Satisfied, troisième nouveau titre joué ce soir, et Garden Of The Numb, le mélancolique (tout est relatif avec les Fat White Family) seront les derniers titres de la soirée et de ce set qui en affiche dix. Un régisseur de la Cigale vient d'alerter le groupe qu'une attaque terroriste est en cours à Paris et au Bataclan, notamment. Saul Adamczewski, visiblement choqué, demande à ses collègues de stopper la musique : « Nous devons arrêter le concert. Des attaques terroristes sont en cours dans Paris. Je vous encourage à courir pour sauver vos vies... C'est sérieux les mecs, je ne plaisante pas là ! ». Précision importante de la part du plus allumé de la bande. Sans panique et sans sifflets, les derniers spectateurs vont quitter la Cigale, incrédules jusqu'au moment où ils vont se pencher, à leur tour sur les écrans de leur smartphones pour y découvrir la terrible nouvelle : Il y a des dizaines de morts dans Paris et sa région et une prise d'otage est en cours au Bataclan. Pour celles et ceux qui ont des collègues sur place, les nouvelles sont encore plus tragiques. Tremblants de peur, à terre, retranchés et caché dans les balcons du Bataclan, certains spectateur lancent des appels au secours sur Twitter : « Ils abattent les gens au sol, un à un, une balle dans la tête. Venez nous chercher ! ».

1h30, samedi 14 novembre. Les mauvaises nouvelles se succèdent, comme des coups de poing en plein visage ; nous laissant hagards pour le reste de la nuit. Pour avoir considéré la musique et le rock'n roll, nommément visé pour sa « musique impie » comme une religion, beaucoup sont morts au Bataclan.
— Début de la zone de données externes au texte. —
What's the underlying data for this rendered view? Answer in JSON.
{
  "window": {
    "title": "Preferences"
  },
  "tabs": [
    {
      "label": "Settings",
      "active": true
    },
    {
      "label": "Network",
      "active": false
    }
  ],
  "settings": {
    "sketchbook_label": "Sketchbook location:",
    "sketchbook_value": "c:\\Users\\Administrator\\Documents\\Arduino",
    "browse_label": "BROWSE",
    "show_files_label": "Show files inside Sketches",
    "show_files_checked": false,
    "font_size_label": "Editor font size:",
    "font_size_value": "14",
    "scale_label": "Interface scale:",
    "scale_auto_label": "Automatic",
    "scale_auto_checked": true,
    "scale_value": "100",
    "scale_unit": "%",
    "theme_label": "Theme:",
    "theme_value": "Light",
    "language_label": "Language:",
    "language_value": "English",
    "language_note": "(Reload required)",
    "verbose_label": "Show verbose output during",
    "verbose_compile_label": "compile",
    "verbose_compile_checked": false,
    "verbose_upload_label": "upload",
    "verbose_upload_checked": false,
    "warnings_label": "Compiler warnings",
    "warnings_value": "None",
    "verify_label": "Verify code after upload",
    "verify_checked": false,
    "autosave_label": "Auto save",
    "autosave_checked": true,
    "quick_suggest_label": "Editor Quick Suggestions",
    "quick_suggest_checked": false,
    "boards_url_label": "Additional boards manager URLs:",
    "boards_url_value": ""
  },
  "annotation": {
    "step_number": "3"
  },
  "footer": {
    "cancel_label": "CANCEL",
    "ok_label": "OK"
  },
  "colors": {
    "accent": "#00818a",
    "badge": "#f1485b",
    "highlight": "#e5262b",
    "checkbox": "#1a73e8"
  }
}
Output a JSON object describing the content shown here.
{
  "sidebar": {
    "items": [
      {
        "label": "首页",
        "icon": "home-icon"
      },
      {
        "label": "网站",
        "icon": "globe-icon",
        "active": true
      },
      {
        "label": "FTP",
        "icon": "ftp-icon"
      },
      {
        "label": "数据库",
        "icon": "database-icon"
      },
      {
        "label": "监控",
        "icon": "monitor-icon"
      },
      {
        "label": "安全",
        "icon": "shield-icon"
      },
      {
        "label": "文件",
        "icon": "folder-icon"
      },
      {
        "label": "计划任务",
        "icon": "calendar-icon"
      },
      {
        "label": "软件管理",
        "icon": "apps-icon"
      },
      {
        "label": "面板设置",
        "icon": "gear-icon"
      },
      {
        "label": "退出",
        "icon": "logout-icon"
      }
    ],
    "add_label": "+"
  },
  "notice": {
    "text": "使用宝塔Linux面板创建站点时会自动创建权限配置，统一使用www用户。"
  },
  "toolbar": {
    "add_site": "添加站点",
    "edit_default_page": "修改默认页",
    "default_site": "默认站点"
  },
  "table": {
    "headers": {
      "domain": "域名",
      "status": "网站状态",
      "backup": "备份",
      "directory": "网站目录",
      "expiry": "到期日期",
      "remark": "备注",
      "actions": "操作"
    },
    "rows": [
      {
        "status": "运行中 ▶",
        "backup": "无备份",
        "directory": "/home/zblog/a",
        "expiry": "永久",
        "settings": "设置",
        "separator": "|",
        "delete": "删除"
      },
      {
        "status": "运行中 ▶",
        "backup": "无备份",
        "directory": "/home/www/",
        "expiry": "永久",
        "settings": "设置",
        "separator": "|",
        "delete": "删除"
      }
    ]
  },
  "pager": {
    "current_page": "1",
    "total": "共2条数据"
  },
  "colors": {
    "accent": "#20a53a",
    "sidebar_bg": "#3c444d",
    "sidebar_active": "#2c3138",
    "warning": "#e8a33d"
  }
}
Une religion qui, pourtant s'exprime par la communion et la fraternité instantanées de milliers de personnes qui ne se sont jamais parlé. Ils sont morts par la main d'une poignée qui considère que leur religion, si humaniste soit elle, à la base ne peut s'exprimer que par l'obscurantisme, le prêche dictat et le fanatisme barbare. Il n'y a aucun point commun entre ces deux groupes d'individus. Et pourtant, s'il y a bien un art, un vecteur, une culture commune à l'humanité entière, qu'on soit papou de Nouvelle Guinée, Derviche tourneur de Syrie ou bobo hype de Paris, c'est la musique.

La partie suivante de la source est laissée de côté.